THOUGH IT’S DARK, STILL I SING: 34th BIENAL DE SÃO PAULO
THOUGH IT’S DARK, STILL I SING: 34th BIENAL DE SÃO PAULO
Titled Faz escuro mas eu canto (Though it’s dark, still I sing), the 34th Bienal de São Paulo starts in February 2020 with solo shows and performances. Activity inaugurates with solo shows by artists Ximena Garrido-Lecca, Clara Ianni and Deana Lawson, and performances by Neo Muyanga, León Ferrari and Hélio Oiticica.
Characterized by joint effort and mutual leverage between the curatorial project and institutional activity, the 34th Bienal de São Palo emphasizes the poetics of “relation”. To this end, it has adopted an innovative operational structure, which involves the holding of shows and actions presented at the Bienal Pavilion from February 2020, coupled with the articulation of a network of more than twenty São Paulo institutions. Once the Bienal Pavilion is completely occupied by the edition’s main show, opening in September 2020, these institutions will hold, in their own spaces, exhibitions that are part of the 34th Bienal.
With Jacopo Crivelli Visconti as chief curator and a curatorial team consisting of Paulo Miyada (adjunct curator) plus Carla Zaccagnini, Francesco Stocchi and Ruth Estévez (guest curators), the Biennale is titled Faz escuro mas eu canto, a line from a poem by Amazonian writer Thiago de Mello. In his work, the poet speaks clearly about the problems and hopes of millions of men and women around the world: “Hope is universal, the social inequalities are also universal (…). We are at a moment at which the apocalypse is gaining on utopia. For some time now I have made the choice: between apocalypse and utopia, I’m staying with utopia,” the writer says. Crivelli Visconti added: “by its title, the 34th Bienal recognizes the state of anxiety of the contemporary world while underscoring the possibility of the existence of art as a gesture of resilience, hope and communication.”

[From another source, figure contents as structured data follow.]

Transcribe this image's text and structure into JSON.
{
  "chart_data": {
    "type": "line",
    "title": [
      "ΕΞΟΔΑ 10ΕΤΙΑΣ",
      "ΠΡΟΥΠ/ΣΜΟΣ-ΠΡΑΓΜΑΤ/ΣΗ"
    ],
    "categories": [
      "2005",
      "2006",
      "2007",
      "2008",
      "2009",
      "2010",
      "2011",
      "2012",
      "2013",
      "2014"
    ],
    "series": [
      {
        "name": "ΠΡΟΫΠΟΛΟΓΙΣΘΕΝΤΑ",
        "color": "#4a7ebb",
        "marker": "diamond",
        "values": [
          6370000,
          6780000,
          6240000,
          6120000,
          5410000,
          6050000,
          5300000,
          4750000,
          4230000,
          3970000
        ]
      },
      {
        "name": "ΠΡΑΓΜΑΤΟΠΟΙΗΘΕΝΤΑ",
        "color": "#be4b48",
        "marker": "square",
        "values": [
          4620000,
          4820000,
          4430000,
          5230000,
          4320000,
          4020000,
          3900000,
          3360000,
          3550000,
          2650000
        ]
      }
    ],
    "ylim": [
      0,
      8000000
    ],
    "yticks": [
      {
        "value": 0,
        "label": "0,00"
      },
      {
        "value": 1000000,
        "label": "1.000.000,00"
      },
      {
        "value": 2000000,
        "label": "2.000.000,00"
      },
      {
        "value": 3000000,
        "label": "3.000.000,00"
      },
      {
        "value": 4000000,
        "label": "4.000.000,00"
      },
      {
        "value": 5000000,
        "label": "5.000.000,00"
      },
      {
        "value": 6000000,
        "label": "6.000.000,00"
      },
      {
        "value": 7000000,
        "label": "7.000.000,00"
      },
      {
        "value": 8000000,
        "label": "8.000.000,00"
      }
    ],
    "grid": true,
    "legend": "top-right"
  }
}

The operation of the 34th Bienal de São Paulo is based on three different axes: space, time and depth. In time, it extends with the previously mentioned solo shows and performative actions that will introduce some of the themes that will be developed in the main exhibition. The artworks of the solo shows will thus reappear in the large group show, in new contexts but also bearing the meanings acquired in their previous showings.
Crivelli Visconti says: “Brazil and Latin America are very well represented, both in terms of the artists’ nationalities as well as the subjects they deal with, which range from social and political issues to the recovery of ancestral knowledge. At the same time, special attention is given to the power and urgency of the production within the expanded field of the African diaspora. Generally speaking, the 34th Bienal wishes to shed light on productions that deserve more attention, such as contemporary indigenous art (Brazilian and from other parts of the world) or that produced in the Caribbean.”
The first of the shows is by Peruvian artist Ximena Garrido-Lecca. Her research examines the turbulent history of Peru and explores the cultural impact of the neocolonial patterns that are transmitted through processes of globalization. Her solo show will open parallel to the holding of the performance A Maze in Grace, by Neo Muyanga, in which a large choir of voices will perform a new composition of his authorship, based on the song Amazing Grace, often sung as a hymn at rituals of trauma and public struggle or to create feelings of bonding at large political gatherings in different parts of Africa and the English-speaking world.
The second solo show, to open in April 2020, is by Clara Ianni, whose artistic practice explores the relation between the perception of time, of history and of space in the current context of globalized capitalism. The opening of her exhibition will coincide with the performance Palabras Ajenas (1965-1969), by Argentinean León Ferrari. Palabras Ajenas is a literary collage that appropriates quotations from historical figures to construct a dialogue on violence, war and power.
In July 2020, the third show at the Bienal Pavilion will open, with works by North American artist Deana Lawson, who produces intimate images of people and places, often blending spontaneous, staged and found photos. Attentive to the stereotypes of Western and African portraits, and committed to extrapolating their limits, Lawson produced a new set of images in Salvador, as part of her series of photos that portray, with an extremely personal approach, places marked by the strong presence of cultures deriving from the African diaspora.
The last of these introductory presentations is a performance authored by Hélio Oiticica, entitled A ronda da morte (The Rhythm of Death). The performance was conceived in 1979, when the artist returned to Brazil after living between London and New York for about ten years. It was created as a poetic and symbolic response to the optimism in the country following the decline of the dictatorship- a feeling the artist did not share, as he understood the many structural changes that could bring effective social justice were still lacking.